During model deployment, I have encountered compilation failures with ncc-tflie because the NPU (Neural Processing Unit) on my device does not support some custom or uncommon operations (also known as custom ops or unsupported ops). This issue causes the entire inference process to fail rather than falling back to CPU or GPU, which significantly impacts deployment feasibility.

How can I enable or extend NPU support for these custom operations? Are there common workflows or tools that allow for adding custom op support to an NPU backend, or at least a way to allow graceful fallback to other computation units instead of a complete inference failure?

Hi! hope the following reply could answer your questions:) .

Extending NPU Support for Custom Ops

MediaTek currently does not provide a workflow or tool for adding custom operator (op) support to the NPU backend.
Custom or unsupported ops must be adapted to use supported operators, or models must be redesigned for compatibility.

Recommended Workflow for Supported NPU Deployment
  1. Prepare your model in TFLite format.
  2. Avoid dynamic shapes—use fixed shape tensors to ensure stable conversion and execution.
  3. Use quantized models for optimal performance on the NPU.
    • Quantization helps ensure support for hardware-accelerated inference and lower latency.
  4. Verify supported operators and avoid custom/uncommon ops.
    • Use the official operator list for your platform (see Converter Supported Operators).
    • For NP8: follow the NP8 documentation. For NP6/NP7, consult the respective hardware documentation.
  5. Use MediaTek Converter tools for model conversion and validation.

Tip:
Before retraining, use the converter tools with the TFLite specification to confirm your model is compatible and supported. This reduces the chance of running into unsupported operator failures in final deployment.

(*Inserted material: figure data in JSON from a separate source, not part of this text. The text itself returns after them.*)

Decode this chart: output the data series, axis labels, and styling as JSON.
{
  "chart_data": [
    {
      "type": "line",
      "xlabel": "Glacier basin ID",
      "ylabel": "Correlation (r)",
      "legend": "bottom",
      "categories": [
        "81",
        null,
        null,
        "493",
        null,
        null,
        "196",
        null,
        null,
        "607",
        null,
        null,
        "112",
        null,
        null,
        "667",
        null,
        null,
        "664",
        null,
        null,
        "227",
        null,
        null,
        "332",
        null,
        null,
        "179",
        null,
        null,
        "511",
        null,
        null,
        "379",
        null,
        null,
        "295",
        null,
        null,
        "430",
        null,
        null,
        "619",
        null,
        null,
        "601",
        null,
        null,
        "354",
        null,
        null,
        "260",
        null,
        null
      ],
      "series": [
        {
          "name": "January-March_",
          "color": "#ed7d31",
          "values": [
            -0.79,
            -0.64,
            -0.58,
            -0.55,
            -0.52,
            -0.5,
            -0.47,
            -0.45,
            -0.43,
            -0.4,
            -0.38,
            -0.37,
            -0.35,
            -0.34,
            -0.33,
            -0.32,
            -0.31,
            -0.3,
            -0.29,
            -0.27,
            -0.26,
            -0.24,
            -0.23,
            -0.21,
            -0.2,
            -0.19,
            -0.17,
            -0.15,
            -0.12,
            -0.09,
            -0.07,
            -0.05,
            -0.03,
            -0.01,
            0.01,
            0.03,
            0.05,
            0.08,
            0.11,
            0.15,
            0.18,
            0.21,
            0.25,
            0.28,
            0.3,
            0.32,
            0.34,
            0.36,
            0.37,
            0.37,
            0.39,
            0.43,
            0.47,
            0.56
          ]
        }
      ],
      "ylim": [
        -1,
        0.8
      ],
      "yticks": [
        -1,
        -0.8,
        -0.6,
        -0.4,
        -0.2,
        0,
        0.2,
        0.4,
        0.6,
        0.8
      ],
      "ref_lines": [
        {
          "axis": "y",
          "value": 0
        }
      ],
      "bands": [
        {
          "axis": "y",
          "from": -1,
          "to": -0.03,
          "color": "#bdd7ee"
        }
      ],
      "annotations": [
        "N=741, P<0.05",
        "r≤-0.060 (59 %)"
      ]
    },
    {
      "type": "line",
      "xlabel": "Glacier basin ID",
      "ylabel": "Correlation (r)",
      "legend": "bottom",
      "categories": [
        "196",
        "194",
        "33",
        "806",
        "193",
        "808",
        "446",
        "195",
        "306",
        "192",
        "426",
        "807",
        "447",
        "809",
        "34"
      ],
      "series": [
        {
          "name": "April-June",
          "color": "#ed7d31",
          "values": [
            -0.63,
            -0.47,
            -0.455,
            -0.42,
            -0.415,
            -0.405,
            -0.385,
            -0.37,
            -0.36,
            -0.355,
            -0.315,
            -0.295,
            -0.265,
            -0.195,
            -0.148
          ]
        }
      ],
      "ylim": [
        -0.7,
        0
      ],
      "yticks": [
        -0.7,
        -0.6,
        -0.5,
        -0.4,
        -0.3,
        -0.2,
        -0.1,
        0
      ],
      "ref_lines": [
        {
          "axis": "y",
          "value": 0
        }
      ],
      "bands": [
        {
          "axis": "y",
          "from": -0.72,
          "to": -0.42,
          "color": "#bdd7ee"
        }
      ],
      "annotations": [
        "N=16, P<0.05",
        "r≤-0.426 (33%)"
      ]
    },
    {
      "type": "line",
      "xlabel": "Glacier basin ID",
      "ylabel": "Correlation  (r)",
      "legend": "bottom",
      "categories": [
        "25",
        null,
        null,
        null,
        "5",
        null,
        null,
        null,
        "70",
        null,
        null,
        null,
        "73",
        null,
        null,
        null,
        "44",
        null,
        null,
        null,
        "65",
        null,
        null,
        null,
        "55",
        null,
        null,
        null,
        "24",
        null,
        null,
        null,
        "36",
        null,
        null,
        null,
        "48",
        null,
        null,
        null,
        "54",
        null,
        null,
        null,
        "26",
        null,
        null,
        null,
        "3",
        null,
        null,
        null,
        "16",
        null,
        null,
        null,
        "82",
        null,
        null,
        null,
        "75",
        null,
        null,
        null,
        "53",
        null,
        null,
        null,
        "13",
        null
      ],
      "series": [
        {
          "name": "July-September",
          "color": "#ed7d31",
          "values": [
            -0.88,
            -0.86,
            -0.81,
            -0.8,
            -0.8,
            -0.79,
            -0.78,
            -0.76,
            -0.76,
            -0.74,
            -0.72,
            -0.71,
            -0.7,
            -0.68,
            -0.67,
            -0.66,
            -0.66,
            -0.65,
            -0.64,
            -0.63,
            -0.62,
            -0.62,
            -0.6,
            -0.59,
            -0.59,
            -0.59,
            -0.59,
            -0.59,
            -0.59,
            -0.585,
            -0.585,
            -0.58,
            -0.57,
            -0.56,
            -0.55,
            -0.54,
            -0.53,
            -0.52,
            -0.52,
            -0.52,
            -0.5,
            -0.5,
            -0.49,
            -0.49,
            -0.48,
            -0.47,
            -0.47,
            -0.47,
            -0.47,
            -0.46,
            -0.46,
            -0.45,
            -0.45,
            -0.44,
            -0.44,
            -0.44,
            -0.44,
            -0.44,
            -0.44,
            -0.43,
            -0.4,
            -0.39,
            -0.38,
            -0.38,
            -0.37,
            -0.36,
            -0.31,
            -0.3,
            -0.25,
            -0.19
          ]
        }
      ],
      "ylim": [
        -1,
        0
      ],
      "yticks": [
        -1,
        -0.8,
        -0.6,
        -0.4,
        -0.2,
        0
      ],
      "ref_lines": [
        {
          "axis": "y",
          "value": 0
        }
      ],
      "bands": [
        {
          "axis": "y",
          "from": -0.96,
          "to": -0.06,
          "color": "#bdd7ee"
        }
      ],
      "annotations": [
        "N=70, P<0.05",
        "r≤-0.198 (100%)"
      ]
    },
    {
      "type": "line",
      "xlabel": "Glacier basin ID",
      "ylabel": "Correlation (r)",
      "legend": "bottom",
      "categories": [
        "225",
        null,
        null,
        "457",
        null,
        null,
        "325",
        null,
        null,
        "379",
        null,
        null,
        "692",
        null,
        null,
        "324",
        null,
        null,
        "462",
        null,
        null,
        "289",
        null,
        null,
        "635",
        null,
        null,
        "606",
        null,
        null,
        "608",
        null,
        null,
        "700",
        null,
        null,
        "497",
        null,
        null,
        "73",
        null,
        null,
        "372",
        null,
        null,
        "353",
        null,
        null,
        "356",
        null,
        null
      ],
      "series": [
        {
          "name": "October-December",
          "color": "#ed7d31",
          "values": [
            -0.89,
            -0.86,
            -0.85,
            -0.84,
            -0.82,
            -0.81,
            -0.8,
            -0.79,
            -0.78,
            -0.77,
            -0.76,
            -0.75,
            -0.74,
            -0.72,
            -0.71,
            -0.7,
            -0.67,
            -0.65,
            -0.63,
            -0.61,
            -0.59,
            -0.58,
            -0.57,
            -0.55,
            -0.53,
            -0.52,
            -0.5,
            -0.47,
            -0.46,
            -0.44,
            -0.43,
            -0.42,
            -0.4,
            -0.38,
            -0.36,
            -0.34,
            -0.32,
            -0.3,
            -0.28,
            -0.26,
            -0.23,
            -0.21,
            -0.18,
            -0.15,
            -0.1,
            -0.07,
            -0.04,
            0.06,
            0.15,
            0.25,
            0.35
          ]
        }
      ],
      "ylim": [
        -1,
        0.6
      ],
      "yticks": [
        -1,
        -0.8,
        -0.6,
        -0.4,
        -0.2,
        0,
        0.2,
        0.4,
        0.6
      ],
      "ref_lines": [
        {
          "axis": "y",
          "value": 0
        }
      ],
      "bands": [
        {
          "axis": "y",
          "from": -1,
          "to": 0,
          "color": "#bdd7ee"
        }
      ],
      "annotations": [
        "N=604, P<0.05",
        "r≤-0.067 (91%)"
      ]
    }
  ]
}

Fallback Mechanism: Offline vs Online Inference

Summary Table

Approach Custom Op Support Fallback to CPU/GPU Recommended Use Case
Offline Inference No No Model fully supported by NPU
Online Inference No Yes (CPU only for supported TFLite ops) Mixed operator support or rapid prototyping

MediaTek Recommendation

  • Redesign or reimplement custom operators using supported TFLite ops for NPU deployment.
  • Prefer offline inference for production, provided your model is fully supported.
  • Use online inference for prototyping or mixed workloads needing fallback.
  • Always consult the latest supported operator list and platform documentation.